RE:RE:RE:RE:Another picture - $50m 6% Debentures vs $50m common sharesv_guerriero wrote: There is no put to consider.
This is comparing owning the common equity here vs. The call option to buy it at 3.80, plus the yield component.
The only downside protection with the debenture is that you get your principal back if the stock is not above 3.80 and you can take that $1,000 and buy the stock at a lower price than your 3.80 option.
But that option is only valuable vs buying the equity today if you believe that the stock in 5 years is lower than today's price.
Now to some institutions, this is a pretty good 4.2% yield net of the common equity dividend. They can buy something that they otherwise might not be able to and have exposure to the upside.
I see a lot of the pension funds being interested in this given the low yield environment.
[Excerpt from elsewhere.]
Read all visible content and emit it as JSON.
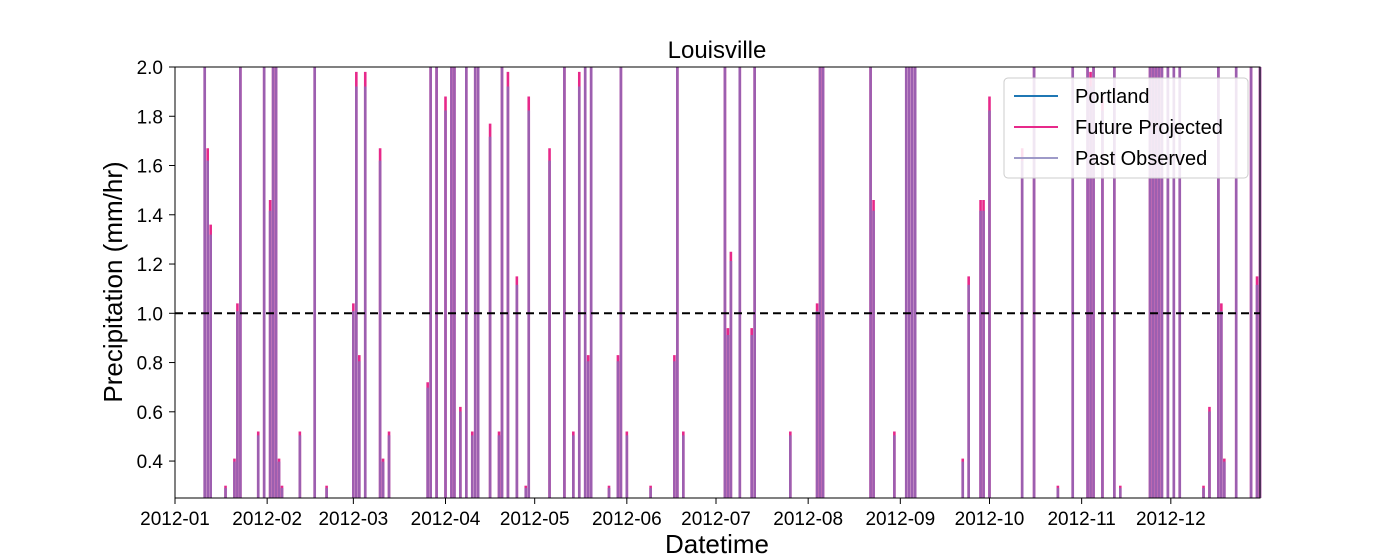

Being someone that invests frequently large sums into convertible debentures, the guaranteed capital is an important factor. So, I would never do your "synthetical" debentures unless I could buy puts, otherwise it's not "without risk". If the common shares were to go down to $2.20 and stay there until the debenture is redeemed, I would still lose $.48 per share on a trade where I would short the convertible debentures with your suggestion.
The attractiveness of the convertible debentures is that I can participate in share price appreciation if QTRH succeeds in their business model while earning 6% regardless of whether they succeed or not.
I'm not saying that the highlighted strategy wouldn't be of interest to someone out there, but imo it's not the same as purchasing the convertible debenture unless you buy puts, due to the difference in assumed risk on capital invested.